When it comes to the price, sit-up benches cover a very wide range. There are some budget models that don’t have a lot of adjustabilities and aren’t the sturdiest which will set you back no more than 50-100 bucks. However, as the weight capacity increases, the frame becomes steel and more features are added, the price bulks up. Typically, a mid-range model costs anywhere between 100 and 200 dollars, with the high-end sit-up benches costing as much as 300-500.

In terms of the warranty, most are covered by a limited 1-2 year warranty, although certain manufacturers offer limited or full coverages for their benches for 5-10 years. These are typically more expensive but are well worth the money.

If you want to learn more about some of the most common gym mistakes people do nowadays, click here!

Frequently Asked Questions

Are sit-up benches any good?

Sit-up benches are really good at one specific thing – training your core muscles. They are much harder to execute than regular ab rolls or any other core exercises that are done on a flat surface. The reason for that is the fact that you’re in a declined position and it takes much more effort to roll up.

What types of sit-ups are the best to do?

Some of the best sit-ups you can do are the full ones. They begin at the ground level and go all the way up. These types of sit-ups can exercise your back. abdomen, shoulders, and hips. You can also make these even harder by using a medicine ball of different weights. On the contrary, some of the weakest sit up out there are ones that don’t go the full range of motion or are assisted by an elastic band or a person (trainer).

Which is the hardest sit-up?

Arguably the hardest sit-up out there is the Janda sit-up. This is a fact agreed between most bodybuilders mainly because you’re only using your abdomen muscles and no other muscle group to support the movement.

Are sit-ups a waste of time?

This is one of the biggest debates in the sports world right now. Flat sit-ups have been recently deemed outright dangerous because they put too much pressure on your spine and don’t exercise your core muscles well. Using a sit-up bench, however, you remove some of that stress and allow your body to use more of its muscle groups for the movement of getting up.

Which is better – to sit up or to crunch?

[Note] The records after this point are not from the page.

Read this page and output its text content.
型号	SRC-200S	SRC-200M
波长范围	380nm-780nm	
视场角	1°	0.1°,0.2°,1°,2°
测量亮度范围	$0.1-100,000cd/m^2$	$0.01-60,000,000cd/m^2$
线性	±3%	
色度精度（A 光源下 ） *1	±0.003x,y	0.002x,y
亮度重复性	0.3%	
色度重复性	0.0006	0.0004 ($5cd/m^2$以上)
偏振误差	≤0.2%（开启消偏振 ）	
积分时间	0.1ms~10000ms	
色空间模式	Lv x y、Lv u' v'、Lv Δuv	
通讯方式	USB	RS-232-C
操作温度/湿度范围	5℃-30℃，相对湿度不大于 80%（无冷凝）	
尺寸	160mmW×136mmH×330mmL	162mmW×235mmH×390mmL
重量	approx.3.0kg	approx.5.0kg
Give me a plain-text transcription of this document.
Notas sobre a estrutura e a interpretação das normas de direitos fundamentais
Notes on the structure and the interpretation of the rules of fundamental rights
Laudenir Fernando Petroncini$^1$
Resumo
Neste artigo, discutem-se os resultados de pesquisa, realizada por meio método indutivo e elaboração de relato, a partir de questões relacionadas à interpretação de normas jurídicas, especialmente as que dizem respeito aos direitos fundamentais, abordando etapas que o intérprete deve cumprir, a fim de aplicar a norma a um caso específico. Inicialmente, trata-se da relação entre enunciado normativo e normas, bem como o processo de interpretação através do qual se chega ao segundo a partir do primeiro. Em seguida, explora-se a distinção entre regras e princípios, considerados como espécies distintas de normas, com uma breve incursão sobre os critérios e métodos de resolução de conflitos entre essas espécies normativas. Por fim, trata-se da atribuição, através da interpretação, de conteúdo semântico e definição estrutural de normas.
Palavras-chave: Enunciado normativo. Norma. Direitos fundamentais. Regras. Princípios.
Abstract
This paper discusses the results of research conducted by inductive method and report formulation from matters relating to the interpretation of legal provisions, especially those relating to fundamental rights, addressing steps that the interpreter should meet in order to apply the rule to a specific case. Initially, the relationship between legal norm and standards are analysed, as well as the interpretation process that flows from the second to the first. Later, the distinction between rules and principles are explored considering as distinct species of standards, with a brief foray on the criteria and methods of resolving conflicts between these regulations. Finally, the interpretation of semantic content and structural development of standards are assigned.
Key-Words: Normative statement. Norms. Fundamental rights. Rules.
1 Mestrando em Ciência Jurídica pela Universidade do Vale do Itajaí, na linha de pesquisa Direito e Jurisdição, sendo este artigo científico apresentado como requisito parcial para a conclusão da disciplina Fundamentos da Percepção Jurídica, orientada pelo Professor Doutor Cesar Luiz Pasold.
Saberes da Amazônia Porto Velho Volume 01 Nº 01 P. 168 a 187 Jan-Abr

Each of those two exercises is beneficial in its own unique way. Crunches are much easier on your back and other parts of your body. They are also better for people with different types of injuries. However, unlike sit-ups, crunches only target your abdominal muscles. Still, they do let you perform a higher rep count which ends up burning more calories.

How many sit-ups a day is okay to do?

Typically, there is no set-in-stone number that defines how many crunches or sit-ups you can do. However, you can find that number out for yourself by observing the stress they’re putting on your body. Typically, 2-3 sets per 40-50 sit-ups is a normal amount per workout. Whether or not you will work out every day, however, is an entirely different topic.

Final Words

Finding some of the best sit-up benches on the market nowadays is going to depend on a few key factors. First, start by figuring out your budget. Then, move onto making a list of all the models within your budget range. After you’ve done that, start comparing them by their most important features. Look at things like build quality, comfort levels, how easy they are to adjust, reclining abilities, and others. A few additional features won’t hurt either, so don’t shy away from counting those towards the “pro” column for each product.